Right-wing party “Brothers of Italy”: Operation Image Correction

Status: 08/12/2022 7:59 p.m

Before the elections in Italy, Giorgia Meloni and her right-wing party “Brothers of Italy” are ahead in polls. Many are concerned about the rise of women with a neo-fascist past – who are now trying to correct their image.

By Jörg Seisselberg, ARD Studio Rome

Giorgia Meloni has long been criticized by her political opponents because of this symbol: the green, white and red flame blazes in the coat of arms of her party “Brothers of Italy”. In the symbolism of the Italian right, it stands for the eternal fire on the grave of the fascist dictator Benito Mussolini.

Now, according to several Italian newspapers, Meloni is leading a discussion among her party leadership about removing the flame from the party symbol.

Here the flame still blazes in the party symbol of the “Brothers of Italy”. Does Meloni want to change that now?

Image: picture alliance / ZUMAPRESS.com

“She’s doing this with a view to the elections”

Emanuele Fiano, deputy of the social-democratic PD and former board member of the Jewish community in Italy, finds this – at this point in time – politically transparent. He explains: “The flame in the party symbol obviously stands for a root from which one has not been able to part until now.”

It is obvious that Giorgia Meloni now wants to declare at international level that there is no problem for democracy with her. And of course she does that with a view to the elections.

It is an image correction operation – seven weeks before the parliamentary elections. Namely from the woman who currently has the best chance of becoming the next Prime Minister of Italy.

Meloni wants to clear up concerns

Nobody should be afraid of her, that was Meloni’s key message a few days ago in a video message for the foreign press in Rome. The right-wing politician addressed the international correspondents in three languages. In English, in Spanish and with a presentation in French. After introducing herself, she said:

For several days I have been reading articles in the international press about the upcoming elections to give Italy a new government – in which I am described as a danger.

In her speech, which lasted six and a half minutes – questions were not possible – Meloni tried to dispel precisely these concerns about her.

Meloni: “Fascism handed over to history”

The former youth minister under Silvio Berlusconi promised, among other things, loyalty to the Atlantic alliance and an Italian government that would be stable and would “not give away any euros”. Above all, however, the boss of the “Brothers of Italy” tried to refute the accusation that she had an unclear relationship to fascism.

She explains: “For decades now, the Italian right handed over fascism to history and condemned the withdrawal of democracy and the infamous anti-Jewish laws without ambiguity.

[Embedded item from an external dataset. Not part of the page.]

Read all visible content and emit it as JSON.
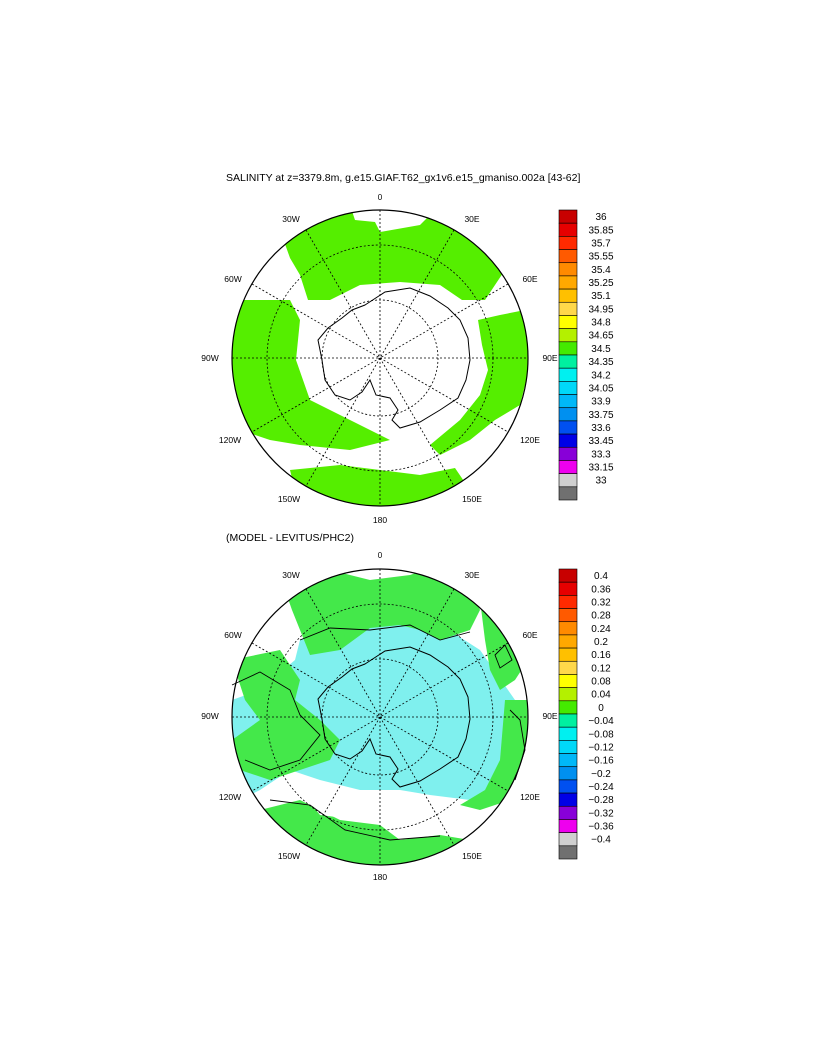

Our condemnation of National Socialism and Communism is of course also without ambiguity”.

Not ready for outright condemnation of Mussolini

As always, Meloni made a difference in her video for the international media between German National Socialism – which she completely condemns – and Italian fascism, in which she criticizes individual points but avoids a blanket condemnation. That’s exactly what she’s been accused of in Italy for years.

One of her predecessors as leader of the right, Gianfranco Fini, had described fascism as “the absolute evil”. Meloni was never ready for such a fundamental condemnation of the Mussolini regime. Instead, she emphasizes that Mussolini must be judged in the light of his time. Incidentally, and this is also a recurring phrase by Meloni, for her fascism is history and not current politics.

Brothers Italy’s strongest force at the moment

Meloni began her political career in the 1990s in the neo-fascist MSI party. In the polls, Meloni’s “Brothers of Italy” are currently the strongest party with over 24 percent, the right-wing alliance she leads is more than 15 percentage points ahead of the centre-left forces.

MP and former representative of the Jewish community, Fiano, is concerned that Giorgia Meloni could become Italy’s new prime minister. Concerns about the neo-fascist roots of the Brothers of Italy do not play the main role. What worries him more is that she is close to Hungarian Prime Minister Viktor Orbán and those in power in Poland, according to Fiano.

Our criticism of the lack of coming to terms with the past must not lead us to overlook the fact that they are currently committed to illiberal ideas of democracy.